Das war ein beeindruckender Moment, als ich merkte, dass ich dafür geradestehen, aufstehen und das predigen muss. Ende August 2015, es waren ungefähr zehn Leute in der Marxergasse. Ich habe einen Protestanten zitiert, um es für mich nicht ganz so peinlich werden zu lassen, ein bisschen die Schuld abzuschieben und auf Katholisch gemacht und super provokativ gesagt: Wenn ihr jetzt von anderen Kirchengemeinden oder anderen kirchlichen Gemeinschaften in Wien hier seid, dann solltet ihr wissen: Von jetzt an ist dieser Ort nicht mehr für euch, sondern für Menschen, die den Herrn nicht kennen. Es gibt 100 Sonntagsmessen innerhalb einer halben Stunde Gehzeit von diesem Ort. Unser Problem in Wien ist nicht der Mangel an Messen. Es gibt eine wunderbare Lehre und es gibt wunderbare Vorträge und es gibt eine wunderbare Art und Weise, seinen Glauben zu vertiefen. Wenn ihr bereit seid, den Menschen zu dienen, die den Herrn nicht kennen, dann seid ihr hier mehr als willkommen. Aber wenn nicht … Das war so mein ?-Moment am Strand von Mexiko, verbrenne die Schiffe, burn the ships. Ich dachte, entweder ich gehe zurück nach Kanada und füttere meine Kühe oder ich weiß nicht … irgendwas muss sich ändern.

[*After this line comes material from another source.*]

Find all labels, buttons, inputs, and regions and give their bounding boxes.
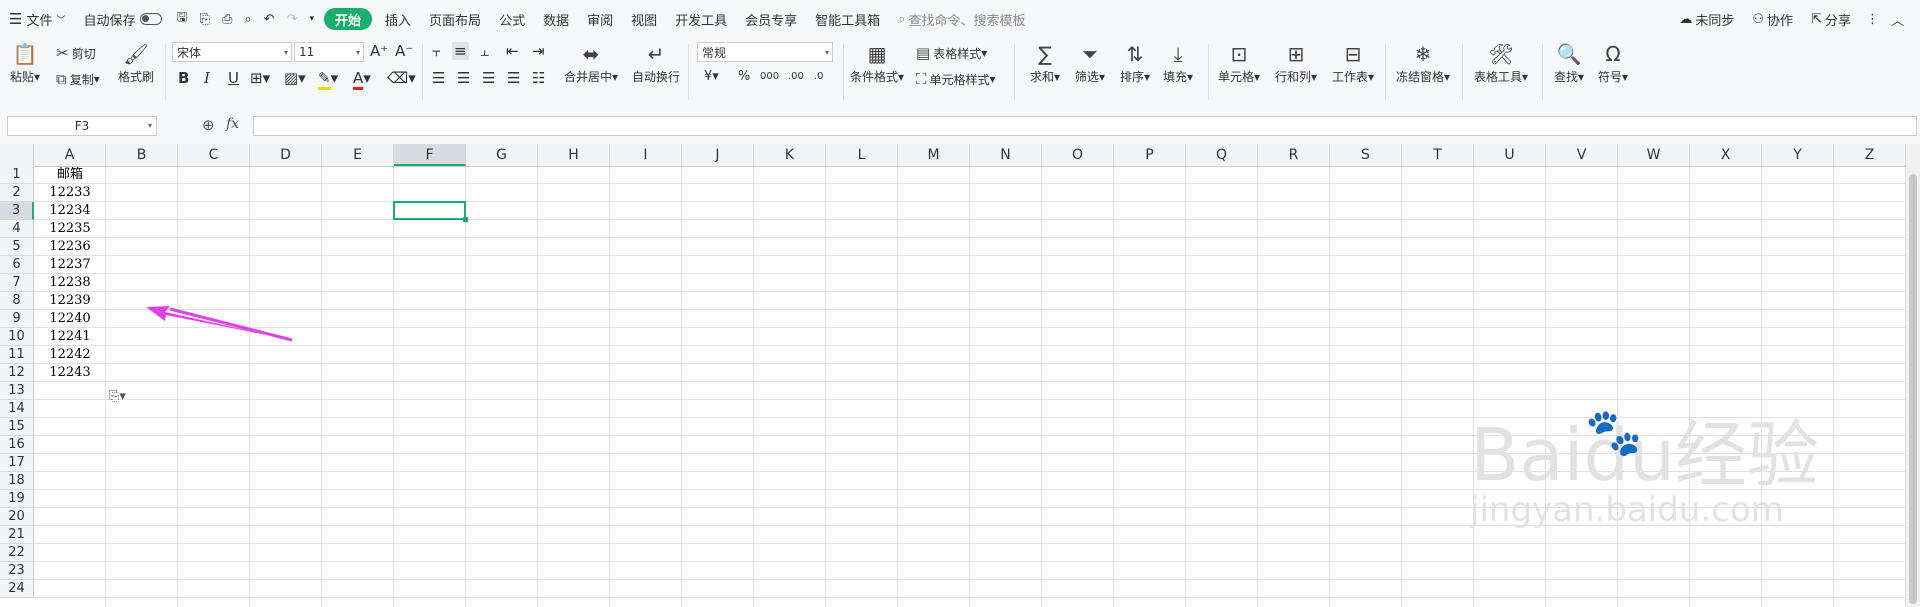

Damals dachte ich, es würden mich jetzt alle mit faulen Tomaten bewerfen oder gleich rausgehen. Ich wollte natürlich nicht verletzend sein, aber es war ein Heiliger-Geist-Moment, weil jeder nach der Messe zu mir gekommen ist und gesagt hat: Pater George, das stimmt! Wir sind mal dort, mal da, aber es gibt kein Commitment, keine Ownership für eine gemeinsame Vision, diese Stadt zum Herrn zurückzuführen.

Wenn wir überlegen, was wir hier in der Praterstraße machen: Wir wollen es uns nicht schön einrichten. Ja, wir richten das Haus schön ein, aber nicht für uns, sondern weil wir einen Ort schaffen wollen, der etwas vom Geschmack des Himmels widerspiegelt. Nicht das Äußerliche steht an erster Stelle, sondern hoffentlich die Art und Weise, wie wir sind, wie wir auftreten und wie wir miteinander umgehen. Wie wir die Liebe unter uns leben. Wie wir den Menschen dieser Stadt dienen.

Und ich würde mich sehr freuen, wenn ihr weiterhin dabei seid. Und wer weiß, wo uns die Reise hinführt.